Schwäbische Zeitung (Sigmaringen)
Freude über Mesale Tolus Freilassung
Journalistin aus Ulm kommt nach einigen Irrungen aus türkischer Untersuchungshaft frei
ISTANBUL/ULM - Mesale Tolu ist frei. Die Übersetzerin und Journalistin, die wegen Terrorverdachts seit 30. April in Untersuchungshaft saß, ist seit Montagnachmittag nicht mehr im Frauengefängnis im Istanbuler Stadtteil Bakirköy inhaftiert. Allerdings gab es zwischenzeitlich Verwirrung über den Status der gebürtigen Ulmerin. Erst am Abend gegen 20 Uhr war die 33-Jährige dann tatsächlich auf freiem Fuß. Zuvor war sie in einer Polizeistation im Istanbuler Stadtteil Fatih festgehalten worden. Ihr Vater Ali Riza Tolu sagte, der Gefängnisdirektor habe trotz einer anders lautenden Gerichtsentscheidung die Abschiebung seiner Tochter angeordnet.
„Vielen Dank an alle, die heute da waren“, sagte Tolu selbst, als sie aus der Polizeiwache trat. Sie sei sehr müde, fügte sie hinzu. Der deutsche Botschafter Martin Erdmann, der das Verfahren beobachtet hatte, spricht von einem „Versteckspiel“, die vor Ort anwesende Bundestagsabgeordnete Heike Hänsel (Linke) von einem „Nervenkrieg“. Die Freilassung wurde erst möglich, nachdem Erdmann persönlich in der Polizeiwache interveniert und dort den Gerichtsbeschluss vorgelegt hatte.

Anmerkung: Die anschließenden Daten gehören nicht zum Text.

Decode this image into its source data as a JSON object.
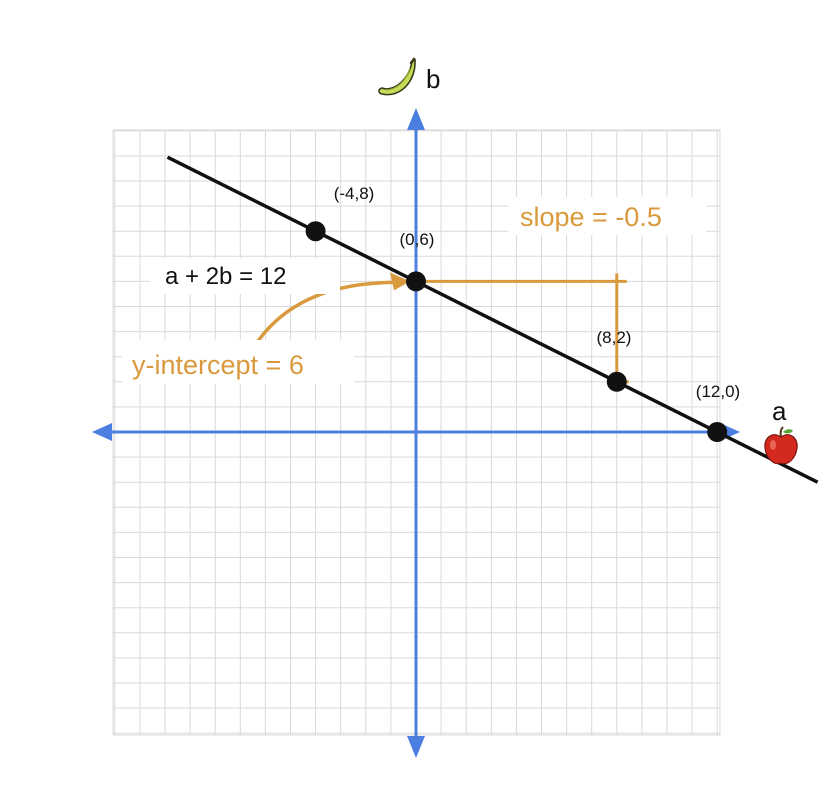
{
  "chart_data": {
    "type": "line",
    "title": "",
    "xlabel": "a",
    "ylabel": "b",
    "xlim": [
      -12,
      12
    ],
    "ylim": [
      -12,
      12
    ],
    "grid": true,
    "equation": "a + 2b = 12",
    "line": {
      "slope": -0.5,
      "intercept": 6,
      "x_range": [
        -10,
        16
      ]
    },
    "points": [
      {
        "x": -4,
        "y": 8,
        "label": "(-4,8)"
      },
      {
        "x": 0,
        "y": 6,
        "label": "(0,6)"
      },
      {
        "x": 8,
        "y": 2,
        "label": "(8,2)"
      },
      {
        "x": 12,
        "y": 0,
        "label": "(12,0)"
      }
    ],
    "annotations": {
      "slope": "slope = -0.5",
      "y_intercept": "y-intercept = 6"
    }
  },
  "icons": {
    "b_axis": "banana-icon",
    "a_axis": "apple-icon"
  },
  "colors": {
    "axis": "#4a7fe0",
    "line": "#111111",
    "annotation": "#d99a3e",
    "grid": "#d9d9d9",
    "point": "#111111"
  }
}
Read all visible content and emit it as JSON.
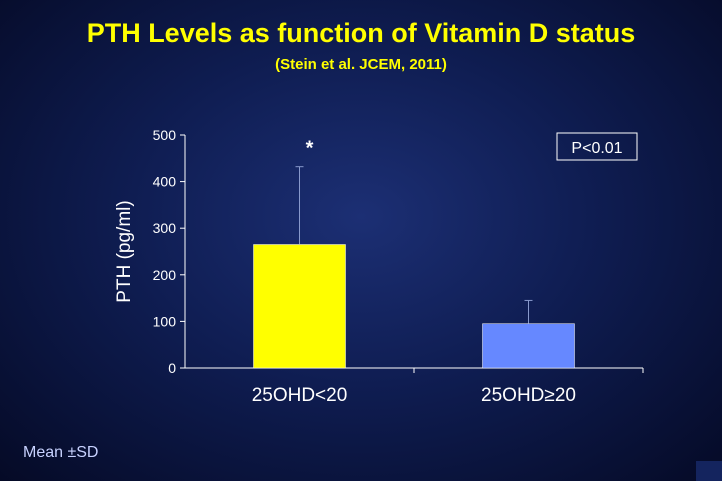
{
  "title": "PTH Levels as function of Vitamin D status",
  "subtitle": "(Stein et al. JCEM, 2011)",
  "footnote": "Mean ±SD",
  "colors": {
    "title": "#ffff00",
    "axis": "#ffffff",
    "bar1": "#ffff00",
    "bar2": "#6688ff",
    "error_bar": "#8899cc"
  },
  "chart_data": {
    "type": "bar",
    "title": "PTH Levels as function of Vitamin D status",
    "subtitle": "(Stein et al. JCEM, 2011)",
    "xlabel": "",
    "ylabel": "PTH (pg/ml)",
    "ylim": [
      0,
      500
    ],
    "yticks": [
      0,
      100,
      200,
      300,
      400,
      500
    ],
    "categories": [
      "25OHD<20",
      "25OHD≥20"
    ],
    "values": [
      265,
      95
    ],
    "error_sd": [
      167,
      50
    ],
    "significance": [
      "*",
      ""
    ],
    "annotation": "P<0.01",
    "grid": false,
    "legend": "none"
  }
}
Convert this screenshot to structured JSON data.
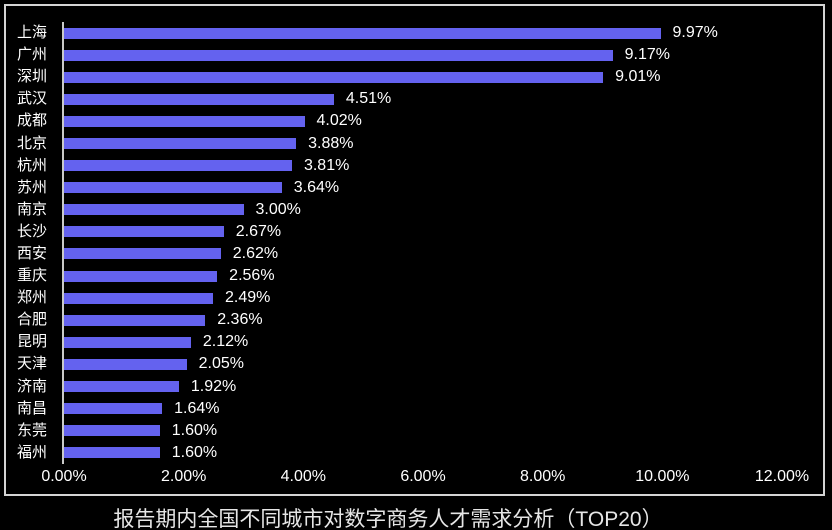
{
  "chart_data": {
    "type": "bar",
    "orientation": "horizontal",
    "title": "报告期内全国不同城市对数字商务人才需求分析（TOP20）",
    "categories": [
      "上海",
      "广州",
      "深圳",
      "武汉",
      "成都",
      "北京",
      "杭州",
      "苏州",
      "南京",
      "长沙",
      "西安",
      "重庆",
      "郑州",
      "合肥",
      "昆明",
      "天津",
      "济南",
      "南昌",
      "东莞",
      "福州"
    ],
    "values": [
      9.97,
      9.17,
      9.01,
      4.51,
      4.02,
      3.88,
      3.81,
      3.64,
      3.0,
      2.67,
      2.62,
      2.56,
      2.49,
      2.36,
      2.12,
      2.05,
      1.92,
      1.64,
      1.6,
      1.6
    ],
    "value_labels": [
      "9.97%",
      "9.17%",
      "9.01%",
      "4.51%",
      "4.02%",
      "3.88%",
      "3.81%",
      "3.64%",
      "3.00%",
      "2.67%",
      "2.62%",
      "2.56%",
      "2.49%",
      "2.36%",
      "2.12%",
      "2.05%",
      "1.92%",
      "1.64%",
      "1.60%",
      "1.60%"
    ],
    "x_ticks": [
      "0.00%",
      "2.00%",
      "4.00%",
      "6.00%",
      "8.00%",
      "10.00%",
      "12.00%"
    ],
    "xlim": [
      0,
      12
    ],
    "xlabel": "",
    "ylabel": "",
    "grid": false,
    "legend": "none",
    "colors": {
      "bar": "#6462ef",
      "background": "#000000",
      "text": "#ffffff",
      "axis_line": "#c9c9c9",
      "frame_border": "#d4d4d4",
      "title_text": "#e6e6e6"
    }
  }
}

Der zuständige Richter hatte am Montagnachmittag die Freilassung von Tolu und fünf weiteren inhaftierten Angeklagten angeordnet und für alle eine Ausreisesperre verhängt. Außerdem soll sich die Journalistin jede Woche bei der Polizei melden. Das Verfahren gegen die Tolu und 17 türkische Angeklagte wegen Mitgliedschaft in einer Terrororganisation geht jedoch weiter. Mit Terrororganisation ist die linksextreme MLKP gemeint, die in Deutschland vom Verfassungsschutz beobachtet wird. Der nächste Termin ist für den 26. April angesetzt. Mesale Tolu drohen bis zu 20 Jahre Haft.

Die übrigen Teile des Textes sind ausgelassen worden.